While blended cybersecurity threats are not new, they are fairly sophisticated and multi-staged in nature, meaning that they are difficult to protect against and can pose a considerable threat to organisations’ IT environments.
A blended threat typically uses and exploits multiple vulnerabilities in an attack chain, says Brian Pinnock, Senior Director of Sales Engineering (EMEA) at Mimecast, adding that the severity of a blended threat will depend on the specific vulnerabilities that are targeted.
“For example, a threat actor or cybercriminal will launch a phishing campaign against an organisation by sending emails with infected links that redirect to malicious websites. When a user clicks on these links, they could download a piece of malware like a Trojan that spreads laterally and creates a backdoor into various systems. There are various malicious activities they could undertake such as ransomware or data theft or create a botnet.
“A botnet is a network of private computers which is infected with the malicious software and controlled without the owner’s knowledge. They could then launch Denial of Service (DoS) attacks or use your infrastructure to generate spam” says Pinnock.
He adds that the main difference between blended and normal cybersecurity threats is that the former use multiple methods to propagate and attack a system or organisation, making this a complicated and multi-stage attack that is difficult to prevent. Like normal threats, blended threats tend to exploit the same channels and vulnerabilities, because these are known by threat actors to work. Pinnock says that in some 90% of cases, blended attacks will use email as the initial threat vector, with the remainder generally using the web.
Multiple ways to attack
“There are multiple ways to initiate these types of attacks, but they typically start with email or the web. However, things become more complex from there. For instance, threat actors could infect a known website in a stealthy and subtle manner, making it difficult to detect. However, you get a multi-chain reaction once a user clicks on an infected link and the dominos start to fall one by one.”
He explains that blended threats are essentially a subset of normal cybersecurity threats. Cyber threats can typically be classified as either low-sophistication and high-volume, or high-sophistication and low-volume. Blended threats fall into the latter category and often target specific organisations or industry sectors, such as healthcare, for example.
Simeon Tassev, QSA and MD at Galix, says the impact of blended threats on a business would largely depend on the ultimate intentions of the threat actor. If it is a massive DoS attack, it could bring down some digital component of an organisation, which could affect its ability to transact and operate. Alternatively, the intention could be to monetise the attack through ransomware.
“However, blended attacks could also be used to install a ‘backdoor’ into a system which can be used for different activities by the threat actor, such as cryptocurrency mining. While not specifically malicious, this type of attack will exploit your resources and render your IT infrastructure inefficient. Whatever the intention, blended attacks can potentially be very disruptive and destructive,” he says.
More to lose
Tassev also warns that blended attacks are not only a threat to large organisations, explaining that anyone could be at risks. While larger organisations have more to lose, which makes them more attractive targets, smaller organisations could be more severely affected, to the point of going out of business.
Blended threats are quite difficult to prevent from occurring, but there are technologies that can be implemented. Organisations must ensure that their security controls all work together so that they can threat-share, while also orchestrating and automating responses to these kind of attacks.

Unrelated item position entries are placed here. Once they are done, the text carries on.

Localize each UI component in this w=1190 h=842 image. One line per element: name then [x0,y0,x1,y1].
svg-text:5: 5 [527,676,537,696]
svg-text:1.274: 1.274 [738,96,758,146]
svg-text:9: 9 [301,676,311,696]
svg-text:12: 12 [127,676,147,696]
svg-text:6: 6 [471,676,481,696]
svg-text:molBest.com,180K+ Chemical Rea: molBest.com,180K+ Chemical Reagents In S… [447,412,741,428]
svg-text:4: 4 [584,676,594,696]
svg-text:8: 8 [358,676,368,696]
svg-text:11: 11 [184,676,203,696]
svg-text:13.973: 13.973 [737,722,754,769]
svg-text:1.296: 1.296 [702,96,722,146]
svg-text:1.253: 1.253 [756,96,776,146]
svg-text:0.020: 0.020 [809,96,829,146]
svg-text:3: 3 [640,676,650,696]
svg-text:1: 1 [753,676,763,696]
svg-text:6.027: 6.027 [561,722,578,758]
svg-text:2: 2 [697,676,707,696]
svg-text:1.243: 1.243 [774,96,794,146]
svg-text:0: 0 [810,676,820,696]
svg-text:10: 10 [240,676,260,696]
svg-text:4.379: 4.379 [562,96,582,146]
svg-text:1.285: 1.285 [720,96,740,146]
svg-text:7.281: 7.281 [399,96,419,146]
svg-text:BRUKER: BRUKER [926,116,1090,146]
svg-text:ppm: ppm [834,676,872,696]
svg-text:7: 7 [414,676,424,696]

Tassev notes that cloud service providers are best suited to intercept blended threat activities, as they offer this as a service to protect organisations from attacks and abnormal user behaviour. However, he urges companies to not underestimate the power of creating awareness among users.
“Cyber threat awareness training is key to creating a human firewall. Many of these attacks require human intervention at some point, so they can be mitigated to an extent through proper training and awareness,” he says.
Importantly, he adds, organisations must have a good understanding of context and what is relevant to them when defending against blended threats. This means understanding their risk and managing this risk by working with the right technology or service provider to ensure they have in place the right methodology, framework, and processes to protect their environments and users.